After the definition of the models and parameters for the variograms, the data were interpolated by ordinary kriging to map the leaf nutrients and the yield variables (Figure 1).

**Figure 1.** Thematic maps for the leaf nutrients and for the yield variables.

The correlations (Table 2) become evident by observing the thematic maps (Figure 1) of the variables and nutrients assessed in the study.

Areas with higher Zn levels also have the highest production of fresh cherries and green coffee. Zn is highly demanded for the synthesis of essential amino acids that are precursors of the indole acetic acid (IAA), which induces branch elongation. Zinc deficiency causes reduction in internodes, smaller leaves, rosettes formation, low dry matter production, affects filling and bean size and consequently the final yield (Tomaz *et al.* 2011).

Yields are higher where the B levels are lower, showing an interaction between Zn and B and indicating that the Zn availability is higher in plants with lower B leaf contents. According to Epstein and Bloom (2006) and Malavolta *et al.* (2002), nutrients are able to interact with each other interfering with their assimilation and utilization.

Ca contents were negatively correlated with QRend. It was found that the north side of the coffee tree has the highest Ca contents and, consequently, the lowest QRend. This indicates a direct relationship between the amounts of Ca in the leaves and a smaller drop in bean yield.

Ca contributes significantly to a lower ratio of fresh cherry to benefited coffee. Vitti *et al.* (2006) argued that Ca is directly related to biomass accumulation in plants because of its physiological role in important pathways, directly affecting the bean yield.

The positive influence of K on bark percentage was expected. Unlike the beans that tend to accumulate more nitrogen, phosphorus, magnesium and sulfur, the coffee bark accumulates mainly calcium and potassium (Valarini *et al.* 2005).

**4. Conclusions**

Spatial analysis techniques allowed the assessment of the spatial behavior of the crop and helped to identify areas of specific management for each element involved in the study. This study was conducted at the local level with a 99% confidence level and identified a statistically significant spatial relationship between K, Ca, Zn and B leaf contents and yield variables.

Our results provide guidance on how best to manage the coffee crop and achieve higher yields and smaller drops in bean yield.
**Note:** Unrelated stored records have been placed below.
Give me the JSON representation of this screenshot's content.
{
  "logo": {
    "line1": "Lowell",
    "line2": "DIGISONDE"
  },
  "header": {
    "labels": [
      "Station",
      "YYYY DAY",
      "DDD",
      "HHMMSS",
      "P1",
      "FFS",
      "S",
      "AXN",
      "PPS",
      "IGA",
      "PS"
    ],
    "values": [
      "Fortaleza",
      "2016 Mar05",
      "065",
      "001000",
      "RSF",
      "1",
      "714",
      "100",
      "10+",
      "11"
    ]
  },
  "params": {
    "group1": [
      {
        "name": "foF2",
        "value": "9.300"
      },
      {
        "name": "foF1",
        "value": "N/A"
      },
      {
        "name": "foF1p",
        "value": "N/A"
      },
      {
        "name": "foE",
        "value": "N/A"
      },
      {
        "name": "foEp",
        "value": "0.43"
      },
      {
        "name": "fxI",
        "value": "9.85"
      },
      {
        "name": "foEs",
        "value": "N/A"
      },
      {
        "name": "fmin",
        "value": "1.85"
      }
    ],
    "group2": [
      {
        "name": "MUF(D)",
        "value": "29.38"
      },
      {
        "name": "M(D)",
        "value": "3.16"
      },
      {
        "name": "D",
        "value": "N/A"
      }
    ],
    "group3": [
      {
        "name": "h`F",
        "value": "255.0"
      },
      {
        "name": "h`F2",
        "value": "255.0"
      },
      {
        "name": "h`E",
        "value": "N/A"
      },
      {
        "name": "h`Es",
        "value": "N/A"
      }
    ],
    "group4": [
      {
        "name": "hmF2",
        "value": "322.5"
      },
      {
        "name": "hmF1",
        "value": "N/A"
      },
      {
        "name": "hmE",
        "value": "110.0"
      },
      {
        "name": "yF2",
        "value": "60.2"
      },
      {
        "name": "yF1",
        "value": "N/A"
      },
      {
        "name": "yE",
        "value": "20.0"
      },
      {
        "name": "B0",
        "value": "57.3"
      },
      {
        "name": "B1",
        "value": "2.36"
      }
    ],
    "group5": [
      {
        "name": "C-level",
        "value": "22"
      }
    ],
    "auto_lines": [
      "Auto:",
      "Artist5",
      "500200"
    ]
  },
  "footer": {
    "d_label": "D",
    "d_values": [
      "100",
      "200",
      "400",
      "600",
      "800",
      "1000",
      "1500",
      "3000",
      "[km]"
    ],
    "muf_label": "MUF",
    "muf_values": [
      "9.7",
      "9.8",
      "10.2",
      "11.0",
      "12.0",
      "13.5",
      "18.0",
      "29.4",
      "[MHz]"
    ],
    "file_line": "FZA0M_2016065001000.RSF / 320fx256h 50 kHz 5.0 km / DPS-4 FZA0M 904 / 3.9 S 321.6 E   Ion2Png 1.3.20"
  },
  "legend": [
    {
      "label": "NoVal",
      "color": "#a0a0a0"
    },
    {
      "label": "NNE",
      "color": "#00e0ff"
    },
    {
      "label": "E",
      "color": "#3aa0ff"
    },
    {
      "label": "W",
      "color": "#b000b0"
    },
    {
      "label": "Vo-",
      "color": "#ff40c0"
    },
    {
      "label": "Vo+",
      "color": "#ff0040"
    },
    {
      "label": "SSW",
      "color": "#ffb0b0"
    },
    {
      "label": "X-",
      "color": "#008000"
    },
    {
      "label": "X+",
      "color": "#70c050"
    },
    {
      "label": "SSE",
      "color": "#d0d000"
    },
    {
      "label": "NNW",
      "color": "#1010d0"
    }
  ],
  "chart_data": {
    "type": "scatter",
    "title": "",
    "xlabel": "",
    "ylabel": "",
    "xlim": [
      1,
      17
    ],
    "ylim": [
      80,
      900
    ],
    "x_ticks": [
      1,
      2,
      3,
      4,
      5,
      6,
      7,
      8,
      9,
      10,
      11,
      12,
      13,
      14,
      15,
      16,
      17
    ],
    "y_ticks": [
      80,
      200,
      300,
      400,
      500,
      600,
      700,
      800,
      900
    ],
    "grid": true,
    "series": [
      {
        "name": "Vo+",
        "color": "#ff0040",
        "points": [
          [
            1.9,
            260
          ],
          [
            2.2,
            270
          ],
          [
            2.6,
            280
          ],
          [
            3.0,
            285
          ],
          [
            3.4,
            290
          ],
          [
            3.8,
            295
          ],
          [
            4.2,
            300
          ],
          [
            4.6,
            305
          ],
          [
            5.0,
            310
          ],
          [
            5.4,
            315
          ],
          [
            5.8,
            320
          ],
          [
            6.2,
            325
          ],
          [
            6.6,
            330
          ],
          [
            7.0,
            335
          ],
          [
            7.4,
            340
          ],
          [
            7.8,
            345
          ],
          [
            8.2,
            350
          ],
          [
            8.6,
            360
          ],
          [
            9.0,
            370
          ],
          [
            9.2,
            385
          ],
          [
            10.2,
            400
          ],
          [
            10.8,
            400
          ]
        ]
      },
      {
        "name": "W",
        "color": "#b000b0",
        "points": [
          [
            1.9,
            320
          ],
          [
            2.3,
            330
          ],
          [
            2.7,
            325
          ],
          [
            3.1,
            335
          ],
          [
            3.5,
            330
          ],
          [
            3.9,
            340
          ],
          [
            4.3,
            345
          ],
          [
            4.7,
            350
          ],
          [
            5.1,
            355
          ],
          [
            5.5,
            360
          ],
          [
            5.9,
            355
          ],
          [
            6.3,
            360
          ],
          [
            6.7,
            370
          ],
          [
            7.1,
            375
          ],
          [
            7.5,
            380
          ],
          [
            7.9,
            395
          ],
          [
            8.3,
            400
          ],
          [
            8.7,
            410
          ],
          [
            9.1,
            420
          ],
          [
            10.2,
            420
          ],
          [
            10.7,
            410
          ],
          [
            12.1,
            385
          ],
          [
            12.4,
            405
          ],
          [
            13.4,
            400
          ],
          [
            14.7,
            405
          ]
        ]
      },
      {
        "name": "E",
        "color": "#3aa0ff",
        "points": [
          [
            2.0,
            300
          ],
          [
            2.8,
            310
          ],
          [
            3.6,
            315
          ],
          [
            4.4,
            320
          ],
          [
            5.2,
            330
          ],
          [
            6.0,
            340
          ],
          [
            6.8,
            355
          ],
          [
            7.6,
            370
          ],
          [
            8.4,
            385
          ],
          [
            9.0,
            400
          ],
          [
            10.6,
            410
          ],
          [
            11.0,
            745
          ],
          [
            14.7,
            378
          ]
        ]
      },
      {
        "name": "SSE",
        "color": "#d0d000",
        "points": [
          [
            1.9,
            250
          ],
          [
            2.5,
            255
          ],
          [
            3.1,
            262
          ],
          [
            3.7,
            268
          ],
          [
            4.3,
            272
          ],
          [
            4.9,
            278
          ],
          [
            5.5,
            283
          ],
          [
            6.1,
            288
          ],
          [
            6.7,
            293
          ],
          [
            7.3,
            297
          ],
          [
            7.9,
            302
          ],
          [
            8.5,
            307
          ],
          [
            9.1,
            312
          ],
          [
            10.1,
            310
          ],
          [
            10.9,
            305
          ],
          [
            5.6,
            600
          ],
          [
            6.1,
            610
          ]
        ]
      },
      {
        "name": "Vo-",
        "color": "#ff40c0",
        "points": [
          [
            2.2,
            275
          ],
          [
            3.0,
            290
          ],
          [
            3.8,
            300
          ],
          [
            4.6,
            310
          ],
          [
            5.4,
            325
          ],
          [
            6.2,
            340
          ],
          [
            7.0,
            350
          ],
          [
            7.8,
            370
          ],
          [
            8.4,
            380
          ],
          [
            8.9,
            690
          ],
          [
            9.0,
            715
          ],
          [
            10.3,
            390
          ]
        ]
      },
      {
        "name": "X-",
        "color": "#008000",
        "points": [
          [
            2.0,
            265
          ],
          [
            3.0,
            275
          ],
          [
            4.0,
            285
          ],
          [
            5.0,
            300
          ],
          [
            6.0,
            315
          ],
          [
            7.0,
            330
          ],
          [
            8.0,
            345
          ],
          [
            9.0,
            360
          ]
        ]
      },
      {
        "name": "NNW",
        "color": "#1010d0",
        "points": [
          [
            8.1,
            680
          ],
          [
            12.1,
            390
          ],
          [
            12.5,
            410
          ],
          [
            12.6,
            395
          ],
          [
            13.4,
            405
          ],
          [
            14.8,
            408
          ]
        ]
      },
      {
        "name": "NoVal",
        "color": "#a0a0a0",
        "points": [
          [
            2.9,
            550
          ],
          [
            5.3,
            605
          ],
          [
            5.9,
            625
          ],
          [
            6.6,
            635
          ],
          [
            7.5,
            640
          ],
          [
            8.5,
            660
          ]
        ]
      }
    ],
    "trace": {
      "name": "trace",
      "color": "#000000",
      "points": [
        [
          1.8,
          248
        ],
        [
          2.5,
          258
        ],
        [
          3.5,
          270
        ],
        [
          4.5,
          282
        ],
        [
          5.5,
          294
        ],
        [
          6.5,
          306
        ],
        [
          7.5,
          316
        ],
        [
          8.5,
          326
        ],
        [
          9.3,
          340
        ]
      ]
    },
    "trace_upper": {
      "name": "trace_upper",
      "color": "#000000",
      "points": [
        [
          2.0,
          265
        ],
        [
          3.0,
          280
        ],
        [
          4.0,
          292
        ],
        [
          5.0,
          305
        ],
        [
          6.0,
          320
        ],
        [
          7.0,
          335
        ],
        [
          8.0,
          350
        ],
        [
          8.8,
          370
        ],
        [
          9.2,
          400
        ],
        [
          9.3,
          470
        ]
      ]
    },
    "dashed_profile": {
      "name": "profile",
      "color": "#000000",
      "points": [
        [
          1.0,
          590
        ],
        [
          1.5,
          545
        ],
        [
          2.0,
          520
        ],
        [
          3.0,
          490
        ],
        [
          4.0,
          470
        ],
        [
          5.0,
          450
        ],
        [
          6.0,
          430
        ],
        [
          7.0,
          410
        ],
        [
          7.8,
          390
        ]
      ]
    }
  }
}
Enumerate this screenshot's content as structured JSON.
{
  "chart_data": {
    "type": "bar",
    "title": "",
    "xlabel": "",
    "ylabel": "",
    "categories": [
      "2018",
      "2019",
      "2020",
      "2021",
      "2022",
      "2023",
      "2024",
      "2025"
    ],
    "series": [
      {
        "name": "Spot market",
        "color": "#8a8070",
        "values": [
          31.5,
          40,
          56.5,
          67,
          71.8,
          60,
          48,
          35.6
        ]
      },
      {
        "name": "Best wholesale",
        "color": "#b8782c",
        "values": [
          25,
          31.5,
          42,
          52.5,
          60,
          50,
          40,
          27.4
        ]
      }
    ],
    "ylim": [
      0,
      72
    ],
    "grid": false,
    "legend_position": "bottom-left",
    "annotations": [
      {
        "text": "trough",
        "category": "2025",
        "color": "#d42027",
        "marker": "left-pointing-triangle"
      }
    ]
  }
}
Using this methodology, it is possible to change the balance between leaf nutrients and reach levels of no deficiency through fertilization practices guided by thematic maps for each element, but especially for those that are correlated with yield variables.

Ca provided the smallest drop in bean yield, while the leaf contents of B and Zn showed opposite behavior in terms of production and yield of coffee, which is explained by the adequate leaf concentration of the former and the deficiency of the latter.

The spatial analysis allowed the assessment of the nutritional status of the coffee trees considering the spatial variability that exists in the crop field. It also supplied information to understand the performance of the crop in the area and to promote actions to avoid this problem. In this study, excess and deficiency of some nutrients contributed to lower coffee yield.